Any eligible clinician who meets the low-volume threshold exclusion has the option to opt-in and participate in MIPS if he or she meets or exceeds one or two of the low-volume threshold criteria. These opt-in participants will be eligible for both positive and negative payment adjustments.

Lastly, the BBA changed how the MIPS payment adjustments get applied. Prior to the BBA, MIPS payment adjustments, both positive and negative, applied to all items and services under Medicare Part B (such as medications). Now, payment adjustments will only apply to covered professional services paid under the Medicare physician fee schedule.

One notable “nonchange” is the stability of the performance periods. For performance year 2019, quality and cost will continue to be measured for one year. Improvement activities and promoting interoperability require 90 consecutive days of reporting.

Bonus points. In 2019, Medicare will add six bonus points to the quality score of any eligible clinician in a small practice (15 or fewer clinicians billing under a single tax identification number).

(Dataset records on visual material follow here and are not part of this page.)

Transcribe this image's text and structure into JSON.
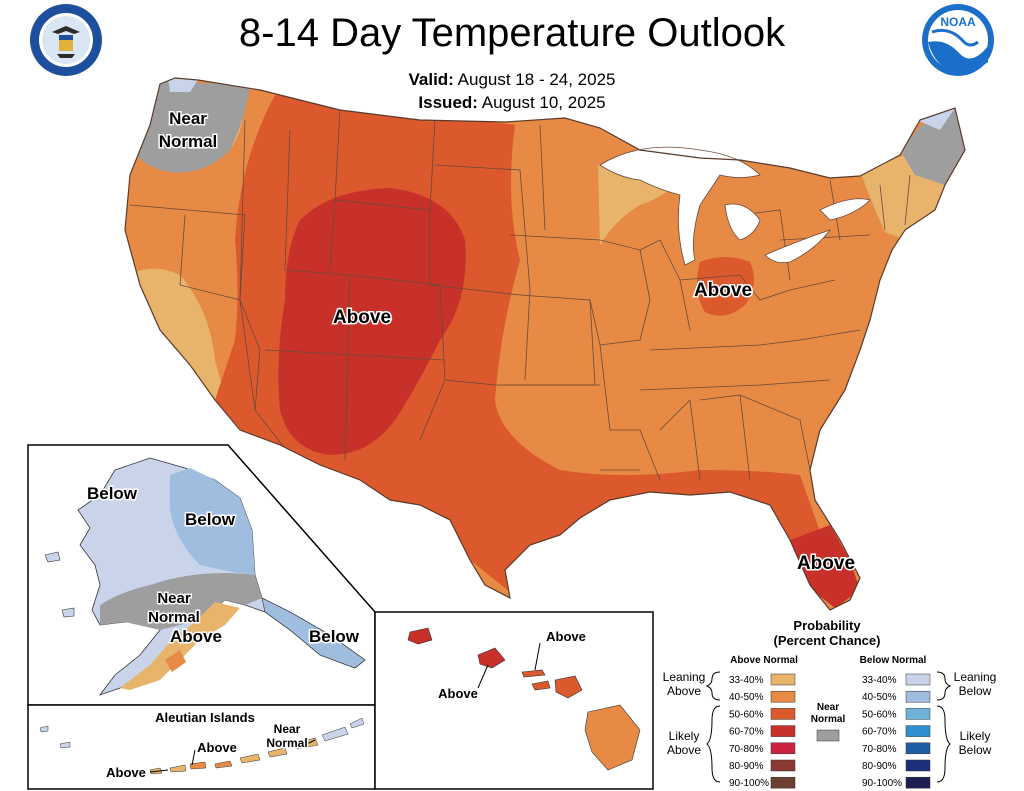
{
  "header": {
    "title": "8-14 Day Temperature Outlook",
    "valid_label": "Valid:",
    "valid_value": "August 18 - 24, 2025",
    "issued_label": "Issued:",
    "issued_value": "August 10, 2025",
    "left_emblem_icon": "department-of-commerce-seal-icon",
    "right_emblem_icon": "noaa-logo-icon"
  },
  "map_labels": {
    "conus_near_normal": [
      "Near",
      "Normal"
    ],
    "conus_above_west": "Above",
    "conus_above_ohio": "Above",
    "conus_above_florida": "Above",
    "alaska_below_west": "Below",
    "alaska_below_central": "Below",
    "alaska_near_normal": [
      "Near",
      "Normal"
    ],
    "alaska_above": "Above",
    "alaska_below_panhandle": "Below",
    "aleutian_title": "Aleutian Islands",
    "aleutian_above_1": "Above",
    "aleutian_above_2": "Above",
    "aleutian_near_normal": [
      "Near",
      "Normal"
    ],
    "hawaii_above_1": "Above",
    "hawaii_above_2": "Above"
  },
  "legend": {
    "title_1": "Probability",
    "title_2": "(Percent Chance)",
    "above_header": "Above Normal",
    "below_header": "Below Normal",
    "near_normal": [
      "Near",
      "Normal"
    ],
    "near_color": "#9e9e9e",
    "leaning_above": [
      "Leaning",
      "Above"
    ],
    "likely_above": [
      "Likely",
      "Above"
    ],
    "leaning_below": [
      "Leaning",
      "Below"
    ],
    "likely_below": [
      "Likely",
      "Below"
    ],
    "above_bins": [
      {
        "label": "33-40%",
        "color": "#e8b46c"
      },
      {
        "label": "40-50%",
        "color": "#e68a45"
      },
      {
        "label": "50-60%",
        "color": "#dc582d"
      },
      {
        "label": "60-70%",
        "color": "#c8312a"
      },
      {
        "label": "70-80%",
        "color": "#cc2340"
      },
      {
        "label": "80-90%",
        "color": "#8c3a35"
      },
      {
        "label": "90-100%",
        "color": "#6b4030"
      }
    ],
    "below_bins": [
      {
        "label": "33-40%",
        "color": "#c9d4ea"
      },
      {
        "label": "40-50%",
        "color": "#9fbedf"
      },
      {
        "label": "50-60%",
        "color": "#6fb3d9"
      },
      {
        "label": "60-70%",
        "color": "#2f8fd1"
      },
      {
        "label": "70-80%",
        "color": "#1e5ea6"
      },
      {
        "label": "80-90%",
        "color": "#1c2f7d"
      },
      {
        "label": "90-100%",
        "color": "#1d1d54"
      }
    ]
  }
}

This differs slightly from performance year 2018, when CMS added five bonus points to the MIPS final score.

Small practices will continue to receive three points for all quality measures reported, regardless of whether they meet the data completeness criteria. All other practices will receive one point for measures that do not meet data completeness.

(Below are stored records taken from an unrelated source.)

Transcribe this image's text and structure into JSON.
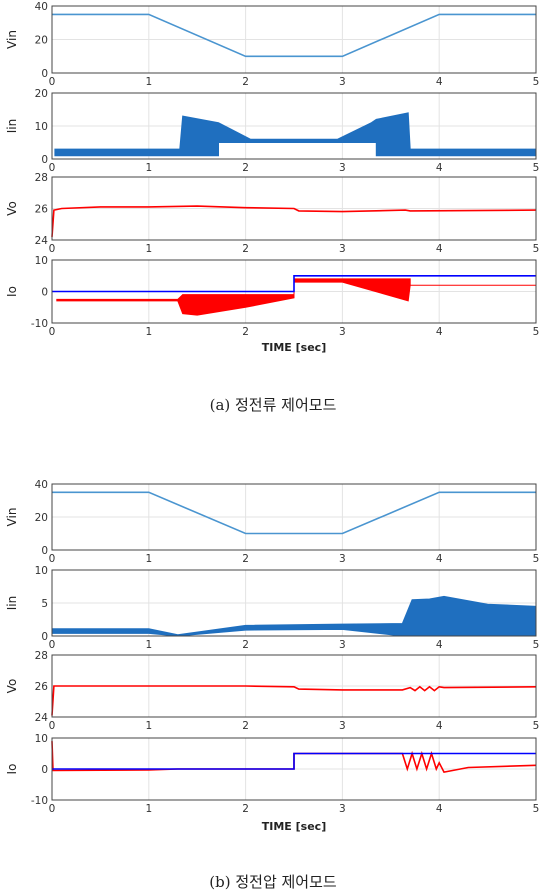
{
  "colors": {
    "blue_light": "#4a95d0",
    "blue_fill": "#1f6fbf",
    "red": "#ff0000",
    "blue": "#0000ff",
    "axis": "#444444",
    "grid": "#e3e3e3"
  },
  "chart_data": [
    {
      "figure": "(a) 정전류 제어모드",
      "caption": "(a) 정전류 제어모드",
      "xlabel": "TIME [sec]",
      "xlim": [
        0,
        5
      ],
      "xticks": [
        0,
        1,
        2,
        3,
        4,
        5
      ],
      "panels": [
        {
          "type": "line",
          "ylabel": "Vin",
          "ylim": [
            0,
            40
          ],
          "yticks": [
            0,
            20,
            40
          ],
          "series": [
            {
              "color": "#4a95d0",
              "points": [
                [
                  0,
                  35
                ],
                [
                  1,
                  35
                ],
                [
                  2,
                  10
                ],
                [
                  3,
                  10
                ],
                [
                  4,
                  35
                ],
                [
                  5,
                  35
                ]
              ]
            }
          ]
        },
        {
          "type": "area",
          "ylabel": "Iin",
          "ylim": [
            0,
            20
          ],
          "yticks": [
            0,
            10,
            20
          ],
          "series": [
            {
              "color": "#1f6fbf",
              "upper": [
                [
                  0.03,
                  3
                ],
                [
                  1.32,
                  3
                ],
                [
                  1.35,
                  13
                ],
                [
                  1.72,
                  11
                ],
                [
                  2.05,
                  6
                ],
                [
                  2.95,
                  6
                ],
                [
                  3.3,
                  11
                ],
                [
                  3.35,
                  12
                ],
                [
                  3.68,
                  14
                ],
                [
                  3.7,
                  3
                ],
                [
                  5,
                  3
                ]
              ],
              "lower": [
                [
                  0.03,
                  1
                ],
                [
                  1.32,
                  1
                ],
                [
                  1.35,
                  1
                ],
                [
                  1.72,
                  1
                ],
                [
                  1.72,
                  5
                ],
                [
                  2.05,
                  5
                ],
                [
                  2.95,
                  5
                ],
                [
                  3.35,
                  5
                ],
                [
                  3.35,
                  1
                ],
                [
                  5,
                  1
                ]
              ]
            }
          ]
        },
        {
          "type": "line",
          "ylabel": "Vo",
          "ylim": [
            24,
            28
          ],
          "yticks": [
            24,
            26,
            28
          ],
          "series": [
            {
              "color": "#ff0000",
              "points": [
                [
                  0,
                  24.2
                ],
                [
                  0.02,
                  25.9
                ],
                [
                  0.1,
                  26.0
                ],
                [
                  0.5,
                  26.1
                ],
                [
                  1,
                  26.1
                ],
                [
                  1.5,
                  26.15
                ],
                [
                  2,
                  26.05
                ],
                [
                  2.5,
                  26.0
                ],
                [
                  2.55,
                  25.85
                ],
                [
                  3,
                  25.8
                ],
                [
                  3.65,
                  25.9
                ],
                [
                  3.7,
                  25.85
                ],
                [
                  5,
                  25.9
                ]
              ]
            }
          ]
        },
        {
          "type": "area",
          "ylabel": "Io",
          "ylim": [
            -10,
            10
          ],
          "yticks": [
            -10,
            0,
            10
          ],
          "series": [
            {
              "color": "#ff0000",
              "upper": [
                [
                  0.05,
                  -2.5
                ],
                [
                  1.3,
                  -2.5
                ],
                [
                  1.35,
                  -1
                ],
                [
                  2.5,
                  -1
                ],
                [
                  2.5,
                  4
                ],
                [
                  3.7,
                  4
                ],
                [
                  3.7,
                  2
                ],
                [
                  5,
                  2
                ]
              ],
              "lower": [
                [
                  0.05,
                  -3
                ],
                [
                  1.3,
                  -3
                ],
                [
                  1.35,
                  -7
                ],
                [
                  1.5,
                  -7.5
                ],
                [
                  2.0,
                  -5
                ],
                [
                  2.5,
                  -2
                ],
                [
                  2.5,
                  3
                ],
                [
                  3.0,
                  3
                ],
                [
                  3.68,
                  -3
                ],
                [
                  3.7,
                  2
                ],
                [
                  5,
                  2
                ]
              ]
            },
            {
              "color": "#0000ff",
              "points": [
                [
                  0,
                  0
                ],
                [
                  2.5,
                  0
                ],
                [
                  2.5,
                  5
                ],
                [
                  5,
                  5
                ]
              ]
            }
          ]
        }
      ]
    },
    {
      "figure": "(b) 정전압 제어모드",
      "caption": "(b) 정전압 제어모드",
      "xlabel": "TIME [sec]",
      "xlim": [
        0,
        5
      ],
      "xticks": [
        0,
        1,
        2,
        3,
        4,
        5
      ],
      "panels": [
        {
          "type": "line",
          "ylabel": "Vin",
          "ylim": [
            0,
            40
          ],
          "yticks": [
            0,
            20,
            40
          ],
          "series": [
            {
              "color": "#4a95d0",
              "points": [
                [
                  0,
                  35
                ],
                [
                  1,
                  35
                ],
                [
                  2,
                  10
                ],
                [
                  3,
                  10
                ],
                [
                  4,
                  35
                ],
                [
                  5,
                  35
                ]
              ]
            }
          ]
        },
        {
          "type": "area",
          "ylabel": "Iin",
          "ylim": [
            0,
            10
          ],
          "yticks": [
            0,
            5,
            10
          ],
          "series": [
            {
              "color": "#1f6fbf",
              "upper": [
                [
                  0,
                  1.1
                ],
                [
                  1,
                  1.1
                ],
                [
                  1.3,
                  0.2
                ],
                [
                  2,
                  1.6
                ],
                [
                  3,
                  1.8
                ],
                [
                  3.62,
                  1.9
                ],
                [
                  3.72,
                  5.5
                ],
                [
                  3.9,
                  5.6
                ],
                [
                  4.05,
                  6
                ],
                [
                  4.5,
                  4.8
                ],
                [
                  5,
                  4.5
                ]
              ],
              "lower": [
                [
                  0,
                  0.4
                ],
                [
                  1,
                  0.4
                ],
                [
                  1.3,
                  0
                ],
                [
                  2,
                  0.9
                ],
                [
                  3,
                  1.0
                ],
                [
                  3.62,
                  0
                ],
                [
                  5,
                  0
                ]
              ]
            }
          ]
        },
        {
          "type": "line",
          "ylabel": "Vo",
          "ylim": [
            24,
            28
          ],
          "yticks": [
            24,
            26,
            28
          ],
          "series": [
            {
              "color": "#ff0000",
              "points": [
                [
                  0,
                  24.1
                ],
                [
                  0.02,
                  26
                ],
                [
                  1,
                  26
                ],
                [
                  2,
                  26
                ],
                [
                  2.5,
                  25.95
                ],
                [
                  2.55,
                  25.8
                ],
                [
                  3,
                  25.75
                ],
                [
                  3.62,
                  25.75
                ],
                [
                  3.7,
                  25.9
                ],
                [
                  3.75,
                  25.7
                ],
                [
                  3.8,
                  25.95
                ],
                [
                  3.85,
                  25.7
                ],
                [
                  3.9,
                  25.95
                ],
                [
                  3.95,
                  25.7
                ],
                [
                  4.0,
                  25.95
                ],
                [
                  4.05,
                  25.9
                ],
                [
                  5,
                  25.95
                ]
              ]
            }
          ]
        },
        {
          "type": "line",
          "ylabel": "Io",
          "ylim": [
            -10,
            10
          ],
          "yticks": [
            -10,
            0,
            10
          ],
          "series": [
            {
              "color": "#ff0000",
              "points": [
                [
                  0,
                  9
                ],
                [
                  0.01,
                  -0.5
                ],
                [
                  1,
                  -0.3
                ],
                [
                  1.3,
                  0
                ],
                [
                  2.5,
                  0
                ],
                [
                  2.5,
                  5
                ],
                [
                  3.62,
                  5
                ],
                [
                  3.67,
                  0
                ],
                [
                  3.72,
                  5
                ],
                [
                  3.77,
                  0
                ],
                [
                  3.82,
                  5
                ],
                [
                  3.87,
                  0
                ],
                [
                  3.92,
                  5
                ],
                [
                  3.97,
                  0
                ],
                [
                  4.0,
                  2
                ],
                [
                  4.05,
                  -1
                ],
                [
                  4.3,
                  0.5
                ],
                [
                  5,
                  1.2
                ]
              ]
            },
            {
              "color": "#0000ff",
              "points": [
                [
                  0,
                  0
                ],
                [
                  2.5,
                  0
                ],
                [
                  2.5,
                  5
                ],
                [
                  5,
                  5
                ]
              ]
            }
          ]
        }
      ]
    }
  ]
}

CMS will add up to five bonus points to the final score of any size practice based on the care of complex patients. CMS calculates this score using the average hierarchical condition categories score of the patient panel and percentage of dual-eligible (having both Medicare and Medicaid) patients.

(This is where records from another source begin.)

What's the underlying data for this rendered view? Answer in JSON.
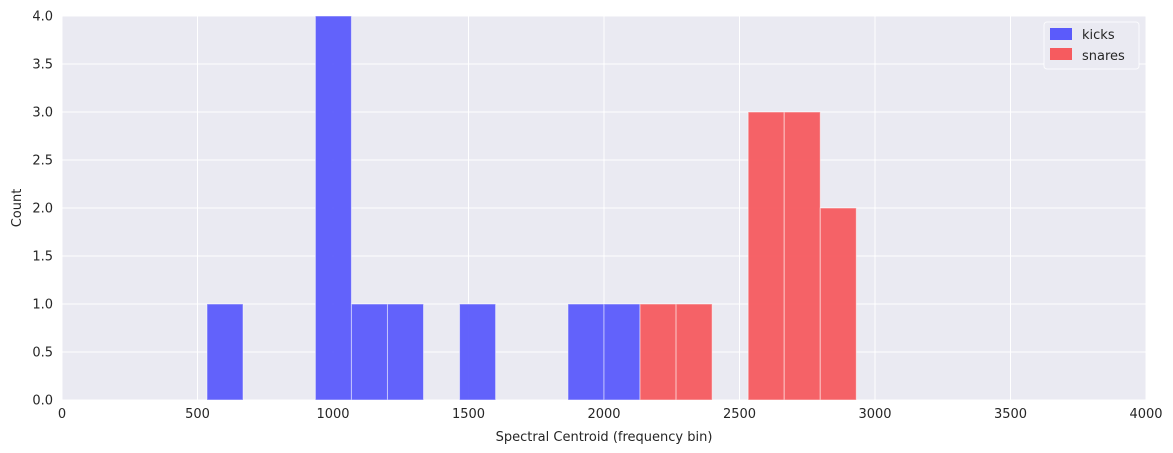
{
  "chart_data": {
    "type": "bar",
    "title": "",
    "xlabel": "Spectral Centroid (frequency bin)",
    "ylabel": "Count",
    "xlim": [
      0,
      4000
    ],
    "ylim": [
      0,
      4.0
    ],
    "grid": true,
    "legend_position": "top-right",
    "xticks": [
      0,
      500,
      1000,
      1500,
      2000,
      2500,
      3000,
      3500,
      4000
    ],
    "xtick_labels": [
      "0",
      "500",
      "1000",
      "1500",
      "2000",
      "2500",
      "3000",
      "3500",
      "4000"
    ],
    "yticks": [
      0,
      0.5,
      1.0,
      1.5,
      2.0,
      2.5,
      3.0,
      3.5,
      4.0
    ],
    "ytick_labels": [
      "0.0",
      "0.5",
      "1.0",
      "1.5",
      "2.0",
      "2.5",
      "3.0",
      "3.5",
      "4.0"
    ],
    "series": [
      {
        "name": "kicks",
        "color": "#5B5BFB",
        "bins": [
          {
            "x0": 535,
            "x1": 668,
            "count": 1
          },
          {
            "x0": 935,
            "x1": 1068,
            "count": 4
          },
          {
            "x0": 1068,
            "x1": 1201,
            "count": 1
          },
          {
            "x0": 1201,
            "x1": 1334,
            "count": 1
          },
          {
            "x0": 1467,
            "x1": 1600,
            "count": 1
          },
          {
            "x0": 1867,
            "x1": 2000,
            "count": 1
          },
          {
            "x0": 2000,
            "x1": 2133,
            "count": 1
          }
        ]
      },
      {
        "name": "snares",
        "color": "#F65B5F",
        "bins": [
          {
            "x0": 2133,
            "x1": 2266,
            "count": 1
          },
          {
            "x0": 2266,
            "x1": 2399,
            "count": 1
          },
          {
            "x0": 2532,
            "x1": 2665,
            "count": 3
          },
          {
            "x0": 2665,
            "x1": 2798,
            "count": 3
          },
          {
            "x0": 2798,
            "x1": 2931,
            "count": 2
          }
        ]
      }
    ]
  }
}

Small practice options. In addition to offering small practice bonuses, CMS is allowing small practices these options:

  • Submit data for covered professional services using Medicare Part B claims (as opposed to using a registry, EHR, or the CMS web interface) for the “quality” performance category,

  • Apply to receive a reweighting of the “promoting interoperability” performance category (with the 25 percent added to the quality performance category) if they have issues acquiring an EHR,

  • Participate in MIPS as a virtual group,

  • Receive no-cost, customized support through the Small, Underserved, and Rural Support technical assistance initiative.

THE 2019 MIPS REQUIREMENTS AT A GLANCE

Performance year: 2019

Payment year: 2021

Performance categories:

  • Cost: 15 percent

  • Quality: 45 percent

  • Promoting interoperability: 25 percent

  • Improvement activities: 15 percent

Performance threshold (points required to avoid a negative payment adjustment): 30 points

Exceptional performance threshold: 75 points

Performance reporting periods:

  • Cost: One year

  • Quality: One year

  • Promoting interoperability: 90 consecutive days

  • Improvement activities: 90 consecutive days

Measures required:

Six (nine if using the CMS web interface for submission)

View a list of the different measures you can submit data for on the QPP website.

BUT WAIT, THERE'S MORE

These are not all the updates within CPT, HCPCS, the Medicare Physician Fee Schedule, or the QPP. These updates reflect a high-level list of the most important changes you may want to know about as 2019 begins. For a more complete update, consult your 2019 CPT and HCPCS books, and look for the 2019 version of the American Academy of Family Physicians' MIPS Playbook in mid-January for a step-by-step guide to MIPS participation.